AK Test Paketzustellung: Nicht immer ohne Pannen! (1)

AK testete fünf Paketdienste - Jede zweite Zustellung passt nicht - Schriftliche Benachrichtigung nach erfolgloser Zustellung oder Abgabe bei Nachbarn unabdingbar

Wien (OTS) - Pannen gibt’s bei jeder zweiten Paketzustellung. Entweder werden die Geschäftsbedingungen missachtet, wenn etwa das Paket vor der Wohnungstür abgelegt wird, obwohl der Konsument das gar nicht will. Oder es gibt andere Schwierigkeiten bei der Zustellung, etwa wenn der Empfänger über eine Abgabe des Paketes beim Nachbarn nicht informiert wird. Die AK hat die Zustellung von 20 Paketen in Wien bei fünf Paketdiensten im Juni und Juli getestet.

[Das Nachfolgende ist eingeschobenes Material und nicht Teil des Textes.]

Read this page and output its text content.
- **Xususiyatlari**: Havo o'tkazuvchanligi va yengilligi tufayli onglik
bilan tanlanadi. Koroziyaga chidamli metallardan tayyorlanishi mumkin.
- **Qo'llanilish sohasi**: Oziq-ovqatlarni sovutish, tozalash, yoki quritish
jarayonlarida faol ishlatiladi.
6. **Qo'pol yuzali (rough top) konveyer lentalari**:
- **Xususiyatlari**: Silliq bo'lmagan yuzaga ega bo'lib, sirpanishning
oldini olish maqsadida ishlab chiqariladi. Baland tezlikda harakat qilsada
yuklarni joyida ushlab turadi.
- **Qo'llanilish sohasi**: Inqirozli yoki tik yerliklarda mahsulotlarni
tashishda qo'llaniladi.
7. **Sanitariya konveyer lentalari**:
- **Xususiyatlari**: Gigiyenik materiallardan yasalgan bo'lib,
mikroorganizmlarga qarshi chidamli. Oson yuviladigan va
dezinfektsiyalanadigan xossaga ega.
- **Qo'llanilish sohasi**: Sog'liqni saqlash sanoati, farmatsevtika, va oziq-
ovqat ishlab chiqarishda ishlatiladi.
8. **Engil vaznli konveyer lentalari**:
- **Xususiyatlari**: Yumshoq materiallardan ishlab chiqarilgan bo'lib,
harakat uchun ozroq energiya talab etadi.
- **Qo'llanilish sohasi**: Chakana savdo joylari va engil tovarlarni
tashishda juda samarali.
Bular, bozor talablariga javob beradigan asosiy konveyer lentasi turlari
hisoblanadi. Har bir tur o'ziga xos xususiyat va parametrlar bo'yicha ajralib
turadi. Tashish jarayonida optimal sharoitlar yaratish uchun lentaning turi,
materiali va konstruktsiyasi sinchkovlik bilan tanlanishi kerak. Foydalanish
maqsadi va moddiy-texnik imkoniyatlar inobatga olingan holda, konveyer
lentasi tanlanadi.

"Ein Benachrichtigungszettel nach einem erfolglosen Zustellversuch ist üblich, wird aber nicht immer da gelassen", sagt AK Konsumentenschützer Harald Glatz, "schriftlich benachrichtigt sollte jedenfalls werden." Außerdem sollte die Benachrichtigung gut sichtbar angebracht sein, keinesfalls unter der Türmatte oder bei Einfamilienhäusern in Hecken neben der Haustür. Wird das Paket beim Nachbarn abgegeben, sollte ebenso eine schriftliche Benachrichtigung an der Wohnungstür des Empfängers gut sichtbar angebracht werden, das ist entgegen den Auskünften an den Anbieter-Hotlines in der Praxis aber auch nicht immer der Fall.

Die Post stellt ein Paket in der Regel einmal zu, weil sie ein sehr dichtes Filialnetz hat. Nach einer erfolglosen Zustellung wird der Empfänger mittels Benachrichtigungszettel verständigt, auch dann, wenn das Paket beim Nachbarn abgegeben wird. GLS, DPD, DHL und UPS stellen ein- bis dreimal zu, weil sie wenig Abholstellen in Österreich haben.

Der AK Test zeigt: In elf von 20 Fällen (55 Prozent) erfolgte die Zustellung nicht vertragsgemäß oder war mit Schwierigkeiten verbunden. So wurde bei jeder fünften Zustellung (vier) gegen die Vertragsbedingungen verstoßen, wenn etwa das Paket vor der Wohnungstür abgelegt wurde, und das ohne die dafür vorgesehene vorherige schriftliche Zustimmung des Konsumenten. Bei sieben von 20 Zustellungen (35 Prozent) erfolgte die Lieferung nicht ganz ohne Probleme. Beispielsweise wurde etwa der Empfänger von der Ersatzzustellung bei Nachbarn nicht benachrichtigt. Lediglich bei neun Sendungen (45 Prozent) passte die Zustellung.

Die AK hat im Juni und Juli den Zustelldienst von Paketen getestet: Post, GLS, DPD, DHL, UPS. Insgesamt wurden 20 Pakete in Wien bei Paketzustellern aufgegeben, bei einem Versandhandel und per Homeshopping bestellt. Die Testempfänger waren beim Zustellversuch nicht in ihrer Wohnung, dem Einfamilienhaus oder dem Haus in einer Kleingartensiedlung in Wien. Die AK prüfte die Allgemeinen Geschäftsbedingungen der einzelnen Zusteller und erhob zusätzlich telefonisch die Informationen über das Zustellservice.